380 delegates will attend the conference which Education Minister Hekia Parata will open on Saturday morning. It is the 49th Annual Conference of Te Tari Puna Ora o Aotearoa/NZ Childcare Association (NZCA) and runs at the St David Street Lecture Theatre Complex, University of Otago from Saturday 30 June to Monday 2 July. Journalists are welcome to attend.

Keynote speakers, including Dr Elizabeth Brooker (University of London) and Sally Peters (University of Waikato), will speak about children's move into school from early childhood education and the community connections required to facilitate this transition.

The conference will be hosted by Ngai Tahu. Paulette Tamati-Elliffe from Ngai Tahu will speak at the conference about the importance of partnerships and effective communication between whānau, teachers, centre managers and principals in laying a strong foundation towards whānau ora. Her keynote presentation will also consider the role of leadership within centres and schools in supporting the needs of bilingual whānau.
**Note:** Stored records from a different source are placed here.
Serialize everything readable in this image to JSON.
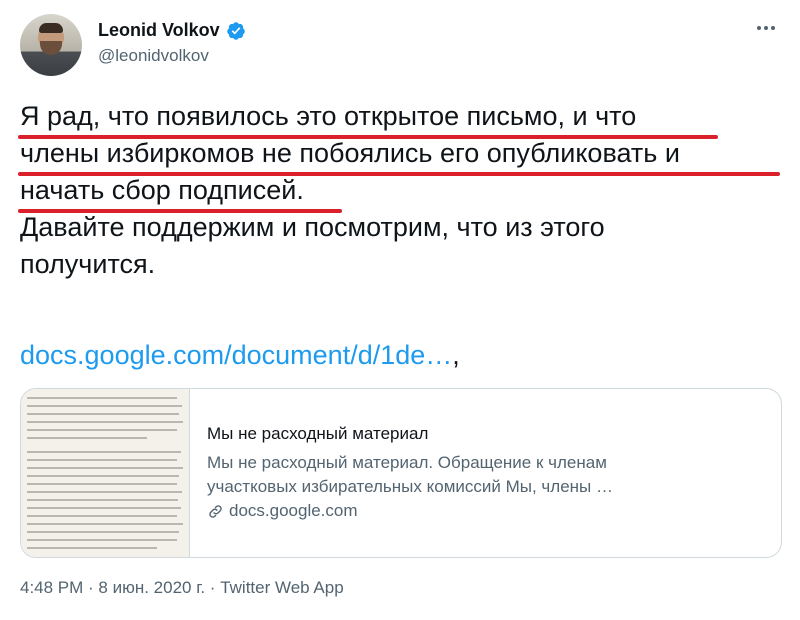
{
  "author": {
    "name": "Leonid Volkov",
    "handle": "@leonidvolkov",
    "verified": true,
    "avatar_icon": "avatar-photo"
  },
  "menu_icon": "more-horizontal-icon",
  "tweet": {
    "lines": [
      "Я рад, что появилось это открытое письмо, и что",
      "члены избиркомов не побоялись его опубликовать и",
      "начать сбор подписей.",
      "Давайте поддержим и посмотрим, что из этого",
      "получится."
    ],
    "link_text": "docs.google.com/document/d/1de…",
    "link_suffix": ","
  },
  "card": {
    "title": "Мы не расходный материал",
    "description_lines": [
      "Мы не расходный материал. Обращение к членам",
      "участковых избирательных комиссий Мы, члены …"
    ],
    "domain": "docs.google.com",
    "domain_icon": "link-icon"
  },
  "footer": {
    "time": "4:48 PM",
    "separator": " · ",
    "date": "8 июн. 2020 г.",
    "source": "Twitter Web App"
  },
  "colors": {
    "accent_link": "#1d9bf0",
    "verified_badge": "#1d9bf0",
    "underline_annotation": "#d9202b",
    "muted_text": "#536471"
  }
}
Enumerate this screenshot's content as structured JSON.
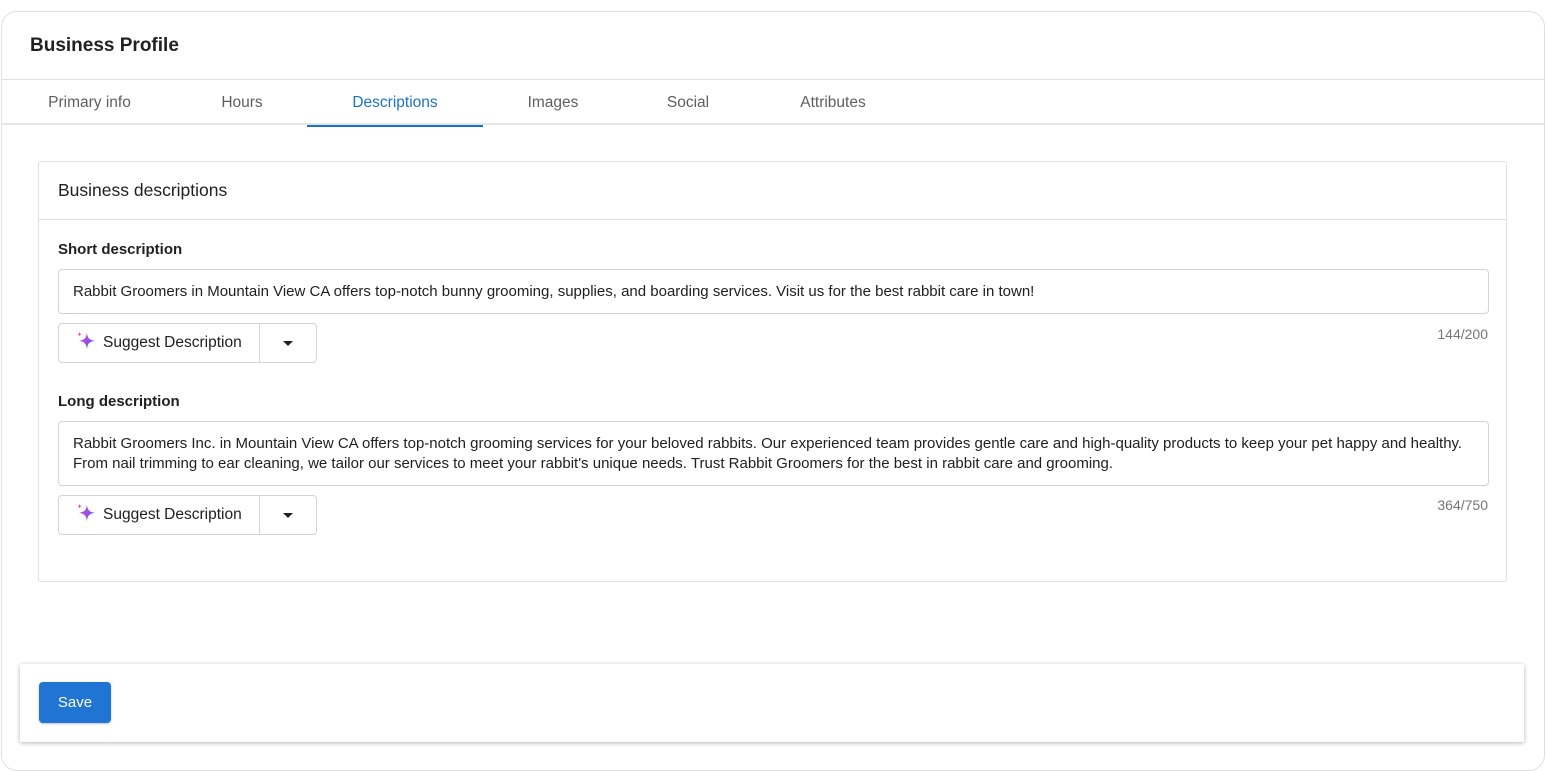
{
  "page": {
    "title": "Business Profile"
  },
  "tabs": [
    {
      "label": "Primary info",
      "active": false
    },
    {
      "label": "Hours",
      "active": false
    },
    {
      "label": "Descriptions",
      "active": true
    },
    {
      "label": "Images",
      "active": false
    },
    {
      "label": "Social",
      "active": false
    },
    {
      "label": "Attributes",
      "active": false
    }
  ],
  "card": {
    "title": "Business descriptions",
    "short": {
      "label": "Short description",
      "value": "Rabbit Groomers in Mountain View CA offers top-notch bunny grooming, supplies, and boarding services. Visit us for the best rabbit care in town!",
      "suggest_label": "Suggest Description",
      "counter": "144/200"
    },
    "long": {
      "label": "Long description",
      "value": "Rabbit Groomers Inc. in Mountain View CA offers top-notch grooming services for your beloved rabbits. Our experienced team provides gentle care and high-quality products to keep your pet happy and healthy. From nail trimming to ear cleaning, we tailor our services to meet your rabbit's unique needs. Trust Rabbit Groomers for the best in rabbit care and grooming.",
      "suggest_label": "Suggest Description",
      "counter": "364/750"
    }
  },
  "footer": {
    "save_label": "Save"
  },
  "icons": {
    "suggest": "sparkle-icon",
    "dropdown": "caret-down-icon"
  },
  "colors": {
    "accent": "#1a73c8",
    "save_button": "#1f74d4"
  }
}
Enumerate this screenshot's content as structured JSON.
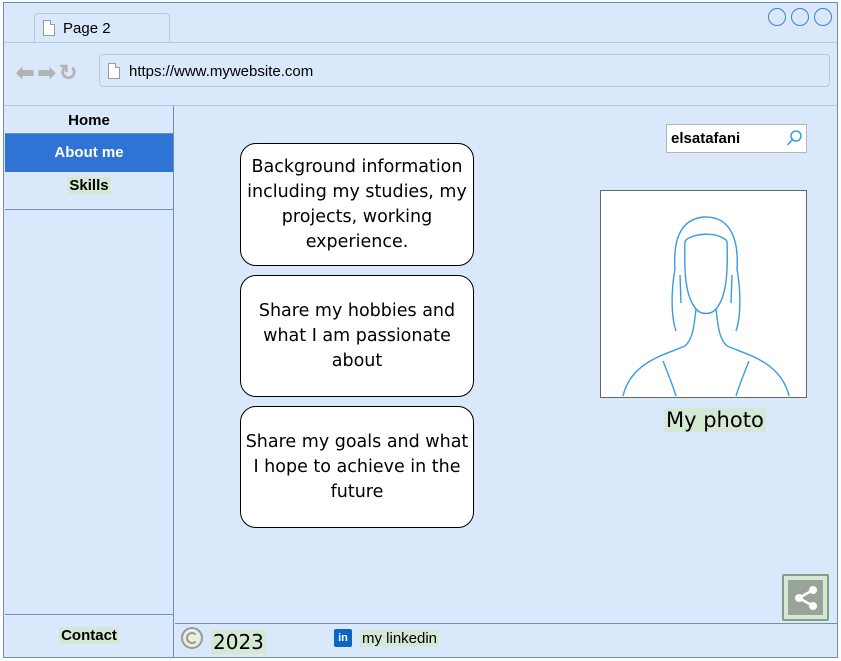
{
  "browser": {
    "tab_title": "Page 2",
    "url": "https://www.mywebsite.com"
  },
  "sidebar": {
    "items": [
      {
        "label": "Home"
      },
      {
        "label": "About me"
      },
      {
        "label": "Skills"
      }
    ],
    "footer_label": "Contact"
  },
  "content": {
    "cards": [
      {
        "text": "Background information including my studies, my projects, working experience."
      },
      {
        "text": "Share my hobbies and what I am passionate about"
      },
      {
        "text": "Share my goals and what I hope to achieve in the future"
      }
    ]
  },
  "search": {
    "value": "elsatafani"
  },
  "photo": {
    "label": "My photo"
  },
  "footer": {
    "year": "2023",
    "linkedin_icon_text": "in",
    "linkedin_label": "my linkedin"
  },
  "colors": {
    "background": "#dae8fc",
    "border": "#6c8ebf",
    "active_nav": "#2f73d4",
    "highlight": "#d5e8d4"
  }
}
Nancy Bell, Chief Executive of NZCA, says a highlight of the conference will be the launch of a key research project which compared the quality of early childhood education centres which have 100 percent qualified teachers with centres with only 50 percent qualified teachers. The study showed marked differences in children’s experiences when all of their teachers are qualified. Children in ‘100 percent qualified’ centres are more likely to have conversations with teachers, to partake in shared sustained thinking with teachers and to engage in complex play. These activities are thought to be predictive of later school achievement.

“The research outcomes support our view that regulating for 100 percent qualified teachers in early childhood education provides the best quality early childhood education and the best possible start for children” says Nancy Bell.